In my experience, the biggest issue between individualizing therapy and using a pathway is beyond first-line or sometimes second-line therapy where the data is pretty clear because clinical trials have specifically addressed that viewpoint. And as I mentioned, for HER2-positive breast cancer, we are very comfortable with first- and second-line therapy and even third-line because of the data that has been previously generated. However, breast cancer patients, particularly HER2-positive breast cancer patients, frequently get 7, 8, or more lines of therapy in the course of their disease. And there’s really a very limited data base, mostly small phase 2 trials, to support one over the other. In fact, there’s no data to support one over the other. So, at the moment we can’t recommend care plans for later lines of treatment. We do measure compliance with care plans, and we believe that a target of 80% to 90% compliance with first-line therapy is appropriate, but as the line of therapy gets deeper, by definition the compliance goes down and that’s probably appropriate.
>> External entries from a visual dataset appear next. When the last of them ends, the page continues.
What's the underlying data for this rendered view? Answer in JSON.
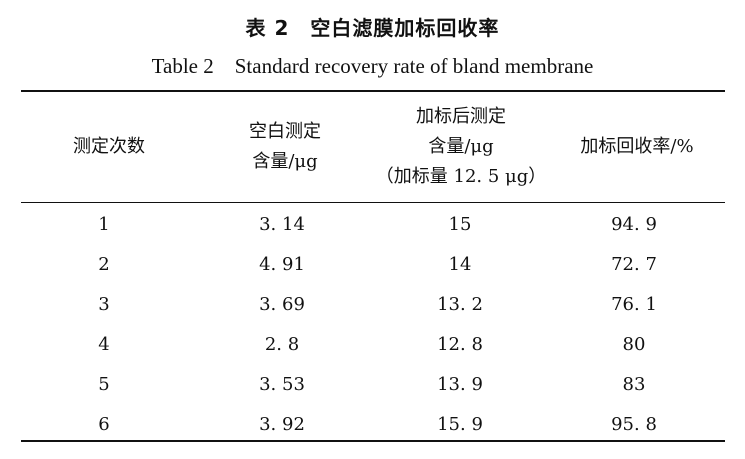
{
  "caption": {
    "title_cn": "表 2　空白滤膜加标回收率",
    "title_en": "Table 2　Standard recovery rate of bland membrane"
  },
  "table": {
    "headers": [
      {
        "lines": [
          "测定次数"
        ]
      },
      {
        "lines": [
          "空白测定",
          "含量/μg"
        ]
      },
      {
        "lines": [
          "加标后测定",
          "含量/μg",
          "（加标量 12. 5 μg）"
        ]
      },
      {
        "lines": [
          "加标回收率/%"
        ]
      }
    ],
    "rows": [
      [
        "1",
        "3. 14",
        "15",
        "94. 9"
      ],
      [
        "2",
        "4. 91",
        "14",
        "72. 7"
      ],
      [
        "3",
        "3. 69",
        "13. 2",
        "76. 1"
      ],
      [
        "4",
        "2. 8",
        "12. 8",
        "80"
      ],
      [
        "5",
        "3. 53",
        "13. 9",
        "83"
      ],
      [
        "6",
        "3. 92",
        "15. 9",
        "95. 8"
      ]
    ]
  }
}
In the future, I think what we will be doing in our own practice, and more broadly across the oncology community, is using real-world evidence to help refine these data. If we can aggregate big data and look at large groups of patients that are treated according to the standard practice and see what the outcomes are, that’s probably the only way we’re going to really get enough evidence to say that Drug X is better than Drug Y in third-line therapy, because we’re just not going to have those clinical trials invested in a more formal prospective fashion.
What are some other challenges that you face in optimizing decision-making in your practice?
There are many factors that go into therapeutic decision-making, and that’s why it’s important to make it a shared decision-making experience with the patient. For instance, many women would prefer an agent that doesn’t cause hair loss, so if it’s possible, even though the first-line therapy would be a taxane, many of them will say, “Is there anything else I can do as an alternative?” Capecitabine plus trastuzumab is a non-alopecia-causing regimen, and one could say that there might not be a difference, or patients would be willing to take a slight decrease in efficacy for that reason.
Another instance would be a patient who had preexisting neuropathy, and one would not want to use a drug that caused neuropathy, because we want to preserve quality of life. This is something that pathways don’t really consider. Pathways are usually defined on first, efficacy, second, toxicity, and third, cost. But toxicity is usually thought of in terms of acute toxicities, and there are other toxicities that the patient may be more interested in.
The cost is an increasing issue for us, particularly for the orals with the copays. While there are good assistance programs, they are very difficult to navigate, and sometimes the copays are still expensive. So, I personally am seeing more issues with cost as it relates to the individual patient obligation with regard to the orals, and that does play a role in metastatic HER2-positive breast cancer as well. But cost is only a factor in terms of a priority care plan after we consider efficacy and toxicity. If both [treatment options] are equal, then we will look for the lower cost alternative.